А что окажется пресловутым пунктумом, что подойдет под него в квартире на бывшей Шрёттерштрассе, а сегодня улице Красной? Вот несколько пар тонких бальных перчаток, которые как бы случайно и небрежно высунулись из ящика комода, подходят? Нет, не очень. А кофемолка, приделанная к стене на кухне, с левой стороны от окна, подходит (там даже есть немного смолотых зерен)? Нет, и она не подходит, хотя так славно представить, что вот стояла фрау Гросманн, крутила ручку, смотрела в окно и видела, как во внутреннем дворе падают листья с деревьев или начинается еще одна прусская зима. А газета, а счетная машинка, а рожок для обуви считаются? Почему-то нет. А вот то, как слегка пожухлые тюльпаны в вазе из толстого стекла отражаются в чуть мутном зеркале в спальной — считается. А вот спальня, в которой полно людей, все в уличной одежде и обуви, и среди этой толпы — интимная неприкрытая белизна двуспальной супружеской кровати: простыни, подушки в наволочках с пике, вот это считается.

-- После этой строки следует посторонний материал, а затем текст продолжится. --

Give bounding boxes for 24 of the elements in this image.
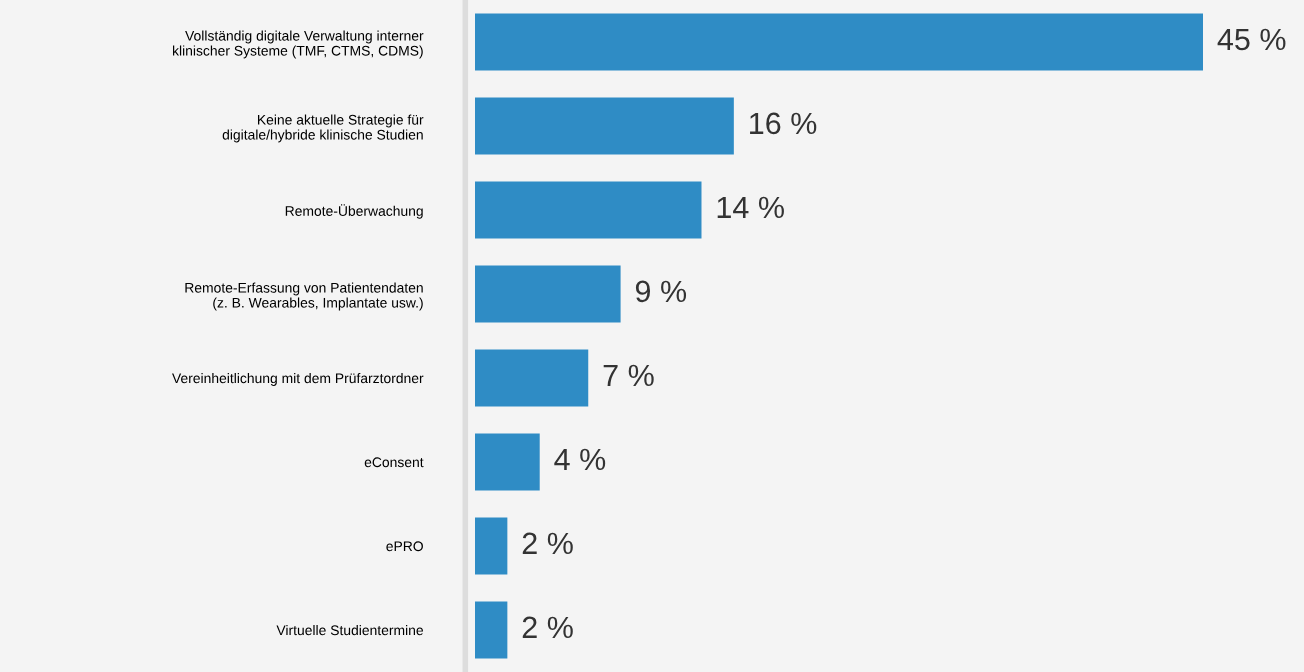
data-label: 2 % (522, 532, 573, 555)
y-tick-label: Remote-Überwachung (285, 204, 423, 219)
data-label: 2 % (522, 616, 573, 639)
y-tick-label: Vereinheitlichung mit dem Prüfarztordner (172, 372, 424, 386)
bar (475, 13, 1203, 71)
bar (475, 601, 508, 659)
data-label: 16 % (750, 112, 817, 135)
data-label: 14 % (717, 196, 784, 219)
data-label: 45 % (1217, 28, 1286, 51)
y-tick-label: Remote-Erfassung von Patientendaten (z. B. Wearables, Implantate usw.) (185, 282, 423, 311)
bar (475, 433, 540, 491)
y-tick-label: ePRO (386, 541, 423, 552)
bar (475, 181, 702, 239)
y-tick-label: eConsent (364, 457, 424, 468)
bar (475, 97, 734, 155)
data-label: 7 % (603, 364, 654, 387)
data-label: 9 % (635, 280, 687, 303)
bar (475, 517, 508, 575)
y-tick-label: Virtuelle Studientermine (276, 624, 423, 636)
data-label: 4 % (554, 448, 606, 471)
bar (475, 349, 589, 407)
bar (475, 265, 621, 323)
y-tick-label: Vollständig digitale Verwaltung interner klinischer Systeme (TMF, CTMS, CDMS) (173, 30, 424, 59)
y-tick-label: Keine aktuelle Strategie für digitale/hybride klinische Studien (222, 114, 424, 143)
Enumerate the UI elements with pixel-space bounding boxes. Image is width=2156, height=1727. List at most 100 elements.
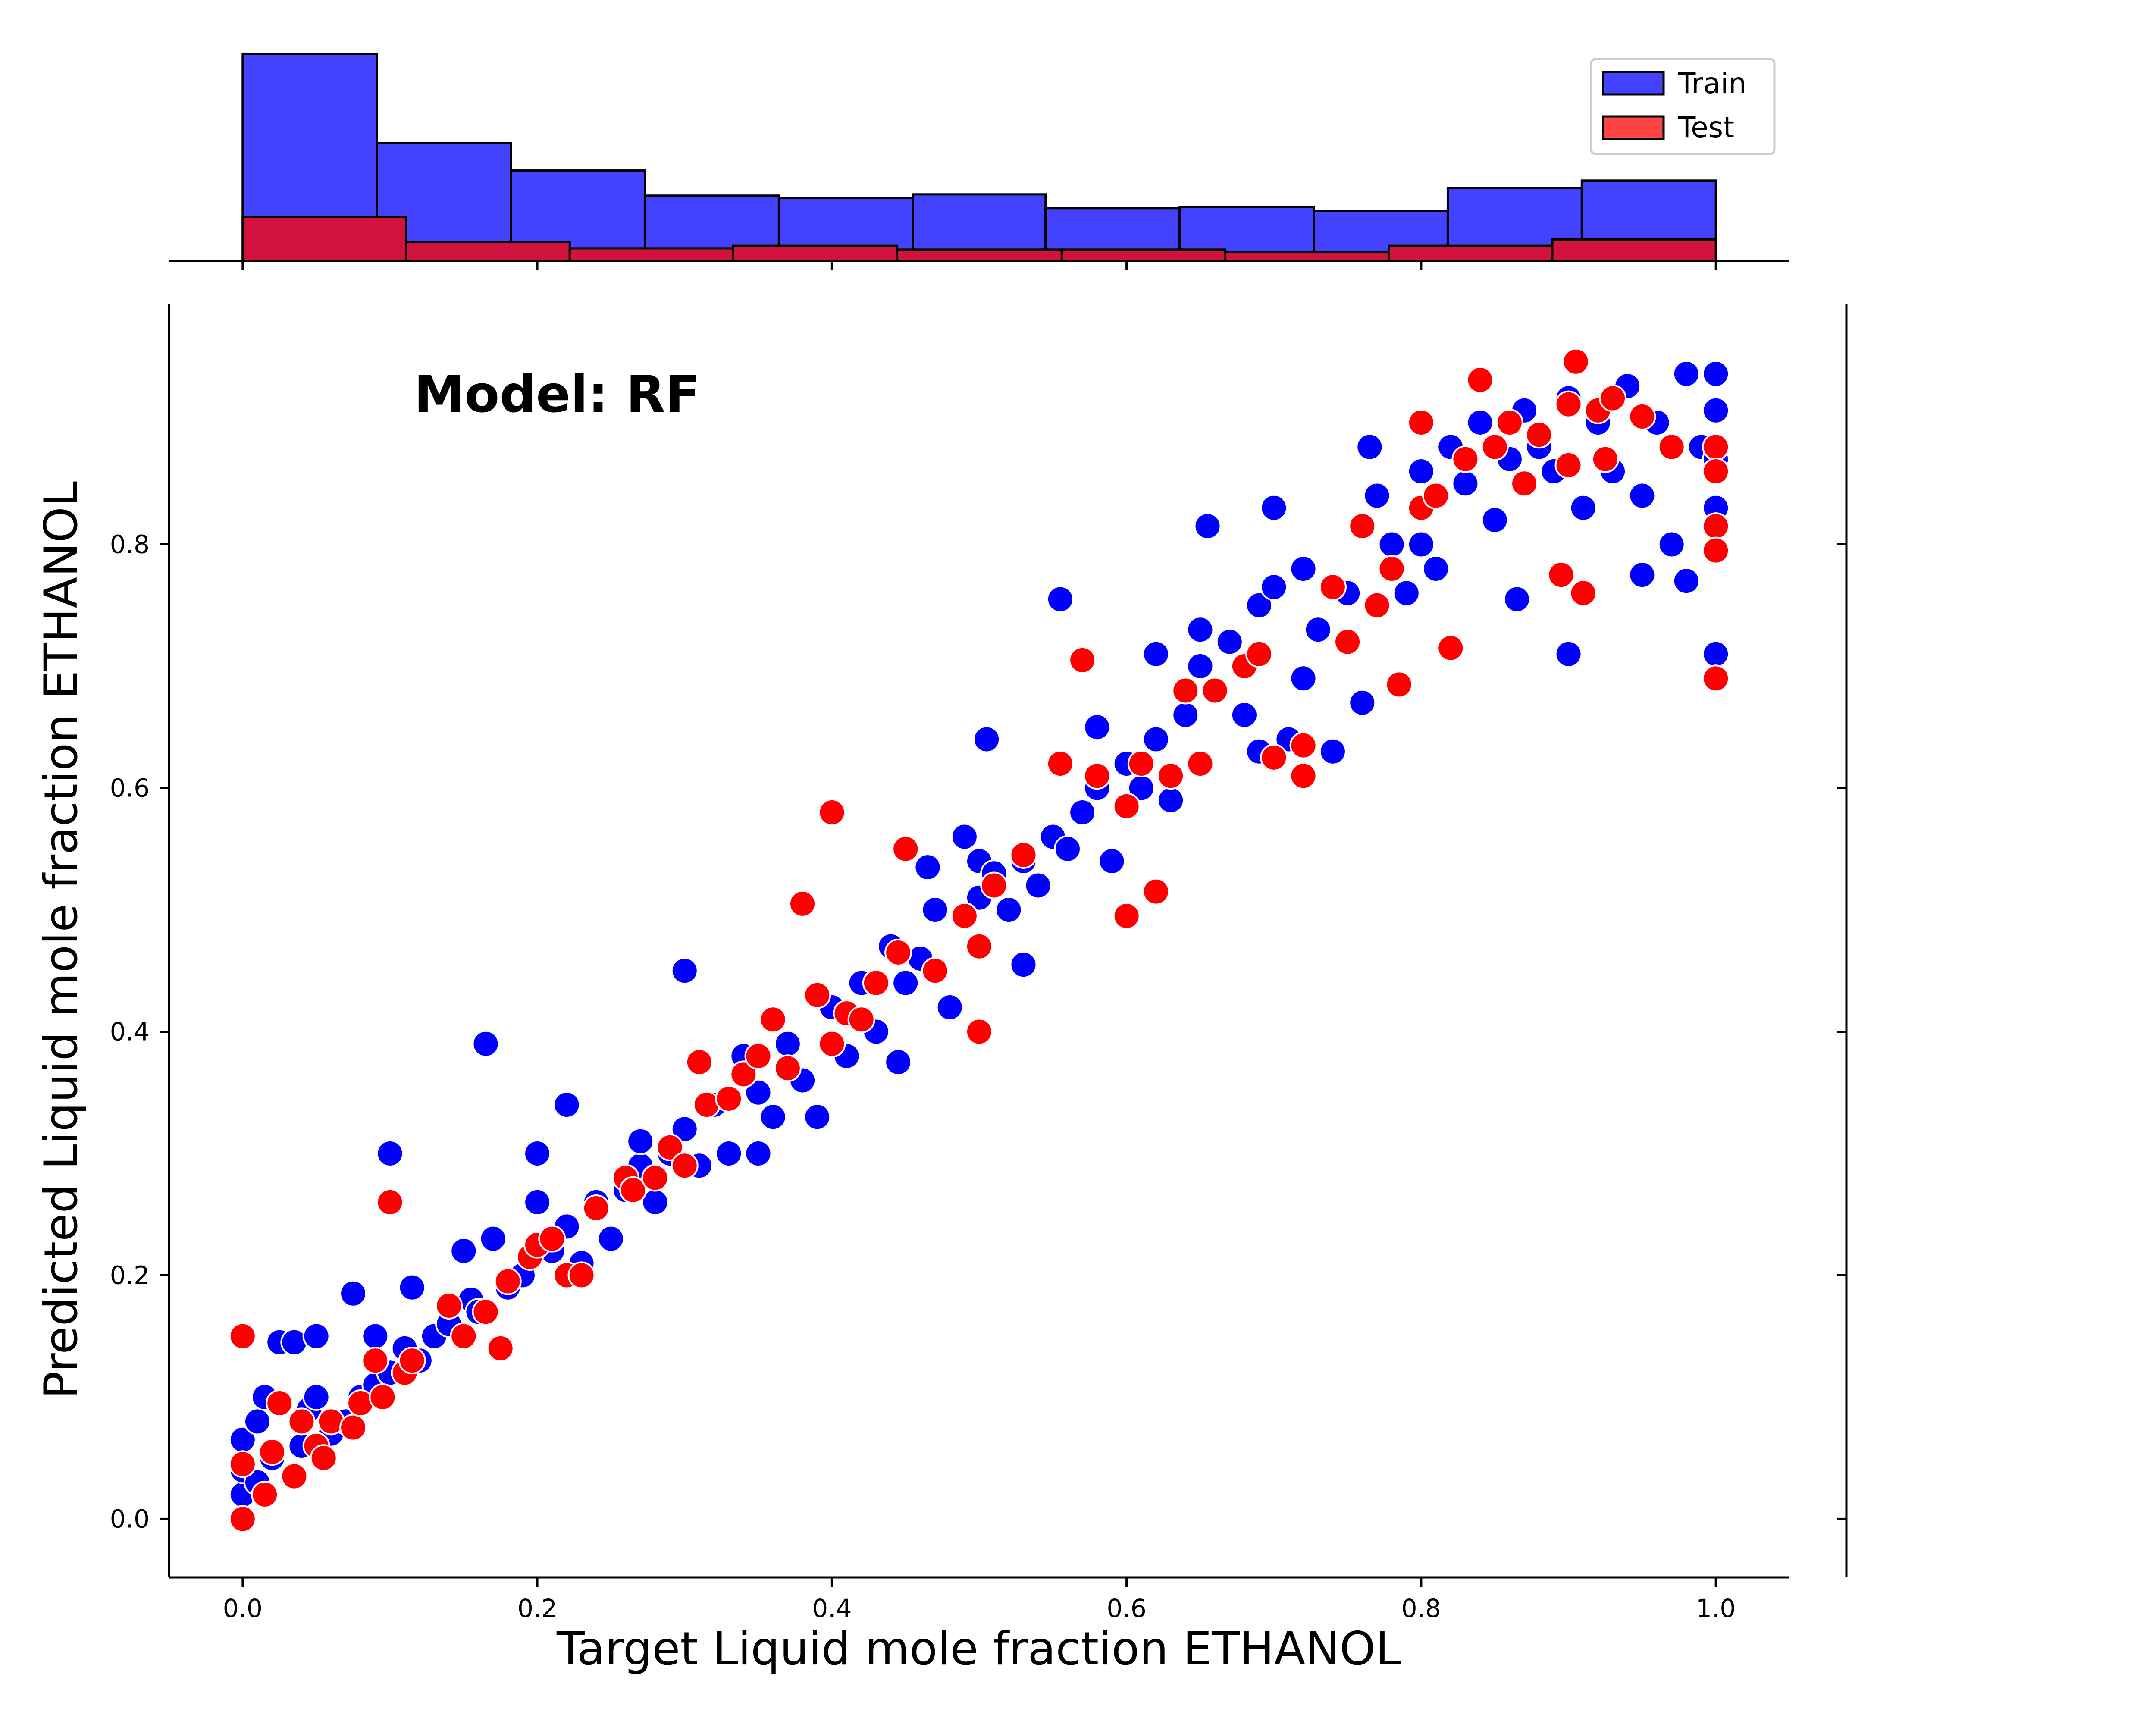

В спальню заходит пожилой грузный мужчина в кашне и черных замшевых ботинках с заостренными носами. Он живет неподалеку и несколько часов ждал, пока «народу станет меньше». Он оглядывается, он таращит глаза, он щупает постельное белье, он давит рукой на простынь, словно проверяет на мягкость спрятанный под ней матрас. Он отдергивает шторы и смотрит во двор. Он по-хозяйски стучит каблуком по светлой лиственничной половице. Он поражен, он выдыхает и говорит: «Какого же черта эти немцы полезли на наши соломенные крыши. Вот чего им приспичило, а? Кто скажет? Сидели бы у себя и город бы сохранили, и квартиру — это же конфетка, а не хата». Про конфетку все согласятся.

Текст — Александра Артамонова, фото — Денис Туголуков

Нашли ошибку? Cообщить об ошибке можно, выделив ее и нажав Ctrl+Enter

[x]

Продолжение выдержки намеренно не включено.